Why run an A/A test?
Everyone understands the value of A/B testing an application, where one compares the relative effects of one or more different treatments on the users’ behavior. But why on earth would you want to run an A/A test, which is where you compare the behavior of two randomly selected groups of users that both get the same treatment? The primary reason is to validate your experimental setup. If the results of an A/A test show consistent statistically significant differences between the behaviors of two groups of users exposed to the same treatment, then there is probably something wrong with your targeting or telemetry that should be addressed before trusting the results of any subsequent A/B tests.

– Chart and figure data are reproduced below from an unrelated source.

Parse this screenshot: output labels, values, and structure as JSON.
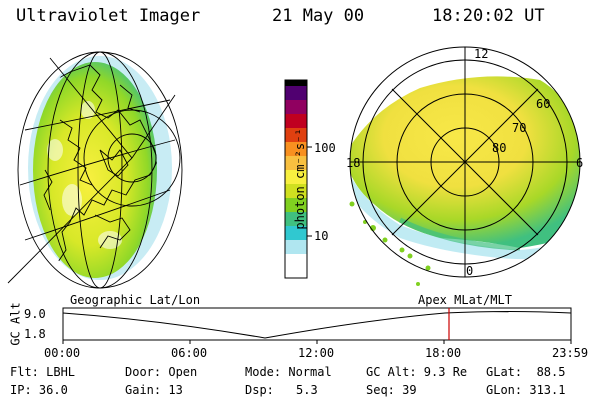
{
  "header": {
    "title": "Ultraviolet Imager",
    "date": "21 May 00",
    "time": "18:20:02 UT"
  },
  "colorbar": {
    "unit_label": "photon cm⁻²s⁻¹",
    "ticks": [
      "100",
      "10"
    ]
  },
  "polar_plot": {
    "mlt_labels": {
      "top": "12",
      "left": "18",
      "right": "6",
      "bottom": "0"
    },
    "lat_labels": [
      "60",
      "70",
      "80"
    ]
  },
  "map_labels": {
    "left": "Geographic Lat/Lon",
    "right": "Apex MLat/MLT"
  },
  "altitude_plot": {
    "ylabel": "GC Alt",
    "yticks": [
      "9.0",
      "1.8"
    ],
    "xticks": [
      "00:00",
      "06:00",
      "12:00",
      "18:00",
      "23:59"
    ],
    "current_time_marker": "18:20"
  },
  "info": {
    "flt": "Flt: LBHL",
    "ip": "IP: 36.0",
    "door": "Door: Open",
    "gain": "Gain: 13",
    "mode": "Mode: Normal",
    "dsp_label": "Dsp:",
    "dsp_value": "5.3",
    "gcalt": "GC Alt: 9.3 Re",
    "seq": "Seq: 39",
    "glat": "GLat:  88.5",
    "glon": "GLon: 313.1"
  },
  "colors": {
    "marker": "#cc0000",
    "colorbar": [
      "#ffffff",
      "#b0e6f0",
      "#30c8d0",
      "#40c080",
      "#80d020",
      "#d0e020",
      "#f8f040",
      "#f8c040",
      "#f89020",
      "#e04010",
      "#c00020",
      "#900060",
      "#500070",
      "#000000"
    ]
  }
}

A second benefit of an active A/A test is to collect baselines for all your metrics of a particular traffic type. Since the A/A test will presumably apply to all users, averaging together the metric values for the two groups will give you metric baselines across your entire application or site.
Prerequisites for running an A/A test
- Events supporting desired metrics are being sent to Split
- Application incorporates the Split SDK
- Desired metrics are created. This is not an absolute requirement, as metrics can be created at any time during an experiment and will be calculated using all appropriate, available events. But in most cases, you will at least want to have some set of metrics created.
Running the A/A test
Running an A/A test is simple. First, decide for which traffic type you wish to run the test. Best practice would be to run an A/A test for every traffic type for which you are running experiments. Create the feature flag with a default rule specifying a percentage-based rollout. For an A/A test, this would be 50/50, for an A/A/A test, 33/33/34.
The names of the treatments are inconsequential, so using the defaults of on and off is fine.
Once the feature flag is created (named, for example, aa_test), you need only add a getTreatment call for that feature flag, passing the appropriate key for the feature flag's traffic type. The placement of that call depends somewhat on the traffic type. For anonymous, the call should be on the visitor’s first contact with the application or site. For a traffic type of known user, the getTreatment call should be made on login or as soon as the user can be identified. If using one of the client side SDKs you can add the getTreatment call right after you initialize it for the user. Just adding the call is sufficient; there is no need to store the returned value, as the goal is to have the returned treatment have zero effect on the user’s experience. An impression will be generated and sent to Split, so the analytics software will know the treatment assigned to a user.
Analyzing the results
While seasonality would not be expected to affect the results of an A/A test, one of the goals here is to identify unexpected outcomes, so a recommended best practice would be to run the test for at least a week before initially assessing the outcome. At the end of a week, what are you hoping to see on your metric cards?
Because, ideally, there is no difference between the on and off treatment groups you would expect to see only minor effects between the treatments and no conclusions of statistical significance. Something like this:
Does this mean that if you see a statistically significant metric that something went wrong and your telemetry is suspect? No. It’s not intuitively obvious, but the p-value calculated for any particular metric comparison for an A/A test is equally likely to be any value between zero and one. So for any given metric, there is a 5% chance of a p-value 0.05 or less (the default threshold for statistical significance in Split). Thus, if you are looking at 20 or more metrics, there’s a good chance that one of them will have such a p-value and be classified as statistically significant.
Here is a chart of p-values calculated for 8 metrics at 9 different times over the course of an A/A test.
Remember that checking the p-value multiple times increases the chance of seeing a p-value within the range of statistical significance. Note that over the life of the A/A test two different metrics show p-values less than or equal to 0.05. Overall, three of the 72 data points are at or below 0.05. This is within the realm of expectation, but if you saw three out of twenty metrics were statistically significant at the same observation point, you might want to investigate further. Were those three metrics based on the same event? If so, then this might not be unexpected.
With metrics using unique events, in an A/A test you would expect to see a random distribution of p-values at any given observation point. If you don’t, you’ll need to do some further analysis to see why bias is creeping into your results. For instance was there a Sample Ratio Mismatch (SRM) that might have skewed results?
Once you’ve added an A/A test to your site or application, it’s a good idea to leave it running to ensure that bias or telemetry issues don’t creep in somehow. For instance, if you add new events and metrics to the system, checking them in your A/A test can give you confidence that all is well.
As mentioned above, it’s a good practice to have a separate A/A test for every traffic type being used for experimentation, since randomization, event reporting, and available metrics differ for each.
Finally, if you are deploying an experiment targeting a specific population, it couldn’t hurt to add an A/A test with that same specific targeting rule prior to deploying your A/B test, just to make sure that randomization and telemetry are working properly for that particular population.